Let me have your e-mail and I will send you the phone number of the landlord directly! )


----------



## Bounty Hunter

Ivelhurst said:


> Let me have your e-mail and I will send you the phone number of the landlord directly! )


I just sent you a PM with my number and email. I'll be waiting!


----------



## roondog

*Salary*



humus said:


> Yes to all. Just budget carefully, its a good package


Hi from N.C.
I am starting to get the feeling I am being cut short. I was offered 26, 835 total to work at Al-Dafra air base on the Mirage.
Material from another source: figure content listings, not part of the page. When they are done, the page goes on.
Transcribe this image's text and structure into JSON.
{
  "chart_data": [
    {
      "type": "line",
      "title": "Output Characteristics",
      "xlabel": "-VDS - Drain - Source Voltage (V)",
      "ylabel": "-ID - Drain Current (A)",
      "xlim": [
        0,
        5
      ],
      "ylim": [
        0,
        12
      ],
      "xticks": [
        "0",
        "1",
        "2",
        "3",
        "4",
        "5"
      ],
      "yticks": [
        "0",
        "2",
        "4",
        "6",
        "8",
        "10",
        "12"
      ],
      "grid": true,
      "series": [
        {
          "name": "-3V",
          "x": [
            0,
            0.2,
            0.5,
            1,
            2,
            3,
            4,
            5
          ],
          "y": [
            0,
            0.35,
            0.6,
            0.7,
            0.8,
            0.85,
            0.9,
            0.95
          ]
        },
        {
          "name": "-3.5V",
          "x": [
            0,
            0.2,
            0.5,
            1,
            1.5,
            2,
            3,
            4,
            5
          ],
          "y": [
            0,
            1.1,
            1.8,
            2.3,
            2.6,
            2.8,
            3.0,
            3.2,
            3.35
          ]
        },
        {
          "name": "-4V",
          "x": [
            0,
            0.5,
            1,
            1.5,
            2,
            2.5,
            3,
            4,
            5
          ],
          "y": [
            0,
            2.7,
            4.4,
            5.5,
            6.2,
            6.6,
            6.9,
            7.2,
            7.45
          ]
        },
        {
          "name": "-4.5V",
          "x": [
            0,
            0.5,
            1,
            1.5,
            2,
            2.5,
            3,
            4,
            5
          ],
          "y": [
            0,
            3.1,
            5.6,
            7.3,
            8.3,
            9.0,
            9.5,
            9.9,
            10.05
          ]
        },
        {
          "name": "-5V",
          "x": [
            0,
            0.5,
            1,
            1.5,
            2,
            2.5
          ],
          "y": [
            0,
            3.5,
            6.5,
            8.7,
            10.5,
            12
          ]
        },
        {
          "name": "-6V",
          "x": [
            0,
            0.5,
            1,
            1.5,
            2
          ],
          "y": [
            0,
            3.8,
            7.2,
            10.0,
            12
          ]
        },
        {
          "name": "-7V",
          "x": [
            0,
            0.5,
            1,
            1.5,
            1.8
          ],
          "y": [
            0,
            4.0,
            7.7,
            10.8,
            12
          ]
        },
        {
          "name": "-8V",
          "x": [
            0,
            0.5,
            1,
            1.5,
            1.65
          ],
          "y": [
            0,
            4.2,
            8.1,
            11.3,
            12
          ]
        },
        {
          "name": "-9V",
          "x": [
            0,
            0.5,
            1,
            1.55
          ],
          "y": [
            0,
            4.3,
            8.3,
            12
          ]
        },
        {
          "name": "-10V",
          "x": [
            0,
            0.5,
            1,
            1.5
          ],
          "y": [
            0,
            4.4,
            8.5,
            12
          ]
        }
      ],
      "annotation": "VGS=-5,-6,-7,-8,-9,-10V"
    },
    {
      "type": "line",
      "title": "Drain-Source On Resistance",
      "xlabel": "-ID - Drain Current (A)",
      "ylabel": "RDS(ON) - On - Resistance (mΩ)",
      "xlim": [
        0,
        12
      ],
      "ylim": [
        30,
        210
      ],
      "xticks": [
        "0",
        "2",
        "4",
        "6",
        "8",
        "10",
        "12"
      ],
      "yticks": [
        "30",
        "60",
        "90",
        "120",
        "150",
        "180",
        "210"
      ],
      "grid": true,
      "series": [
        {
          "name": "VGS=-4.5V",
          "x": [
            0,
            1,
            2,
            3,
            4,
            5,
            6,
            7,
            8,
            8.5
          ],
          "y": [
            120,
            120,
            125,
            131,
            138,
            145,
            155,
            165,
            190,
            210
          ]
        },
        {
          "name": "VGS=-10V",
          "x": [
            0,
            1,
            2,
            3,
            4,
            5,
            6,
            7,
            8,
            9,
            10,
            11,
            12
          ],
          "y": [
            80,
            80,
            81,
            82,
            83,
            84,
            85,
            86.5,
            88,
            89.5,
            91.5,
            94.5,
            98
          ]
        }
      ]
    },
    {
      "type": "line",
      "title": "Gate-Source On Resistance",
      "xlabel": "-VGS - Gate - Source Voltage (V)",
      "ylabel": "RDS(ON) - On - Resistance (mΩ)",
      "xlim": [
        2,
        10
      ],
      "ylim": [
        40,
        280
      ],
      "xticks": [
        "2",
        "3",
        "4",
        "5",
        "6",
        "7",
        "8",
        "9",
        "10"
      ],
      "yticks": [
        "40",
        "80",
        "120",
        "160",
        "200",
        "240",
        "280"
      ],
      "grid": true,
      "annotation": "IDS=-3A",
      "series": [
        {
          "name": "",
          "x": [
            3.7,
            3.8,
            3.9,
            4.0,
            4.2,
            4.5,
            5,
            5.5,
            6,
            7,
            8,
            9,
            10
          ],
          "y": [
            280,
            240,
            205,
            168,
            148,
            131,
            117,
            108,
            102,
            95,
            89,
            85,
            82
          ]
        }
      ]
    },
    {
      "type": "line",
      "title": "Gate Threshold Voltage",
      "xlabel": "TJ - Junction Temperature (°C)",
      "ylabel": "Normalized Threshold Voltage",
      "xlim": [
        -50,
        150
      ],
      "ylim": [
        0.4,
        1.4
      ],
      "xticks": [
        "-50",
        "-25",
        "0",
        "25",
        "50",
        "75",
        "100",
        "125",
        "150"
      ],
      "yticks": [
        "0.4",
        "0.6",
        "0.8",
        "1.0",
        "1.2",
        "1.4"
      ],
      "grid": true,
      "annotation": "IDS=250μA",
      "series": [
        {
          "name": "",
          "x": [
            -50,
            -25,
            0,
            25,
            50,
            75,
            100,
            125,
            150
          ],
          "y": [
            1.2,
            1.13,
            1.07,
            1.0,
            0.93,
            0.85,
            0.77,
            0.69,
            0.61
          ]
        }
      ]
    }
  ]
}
I am also concerened how much it wil cost to live and how much I will be able to bank. IE car, rent, utilities, cable, etc


----------



## roondog

*rent abu dhabi?*



Bounty Hunter said:


> Man, where is that at? I can't find any 2 bedrooms for less than AED75000/year. Yes, I have been looking and am thinking I will be forced into Khalifa City A. Not bad but I am thinking about my family...
> 
> Please, let me know!:clap2:


Alot of great info here. I will be new to the area and will be trying to find the best deal on rent as most people would. Driving distance? Up to an hour is about all I would be able to take with the driving there. i was in Kuwait for 13 years so i am familiar with the hodge podge levels.
With a salary of 26, 835 a month, I am trying to stretch it and still be able to lease a car, maybe a 2 bedroom furnished apartment to start, and of course the rest like internet and all that. I am going there to bank money but be fairly comfortable also.
Thanks for all the info.


----------



## Bounty Hunter

roondog said:


> Hi from N.C.
> I am starting to get the feeling I am being cut short. I was offered 26, 835 total to work at Al-Dafra air base on the Mirage. I am also concerened how much it wil cost to live and how much I will be able to bank. IE car, rent, utilities, cable, etc


Good Luck...you must be with AMMROC.


----------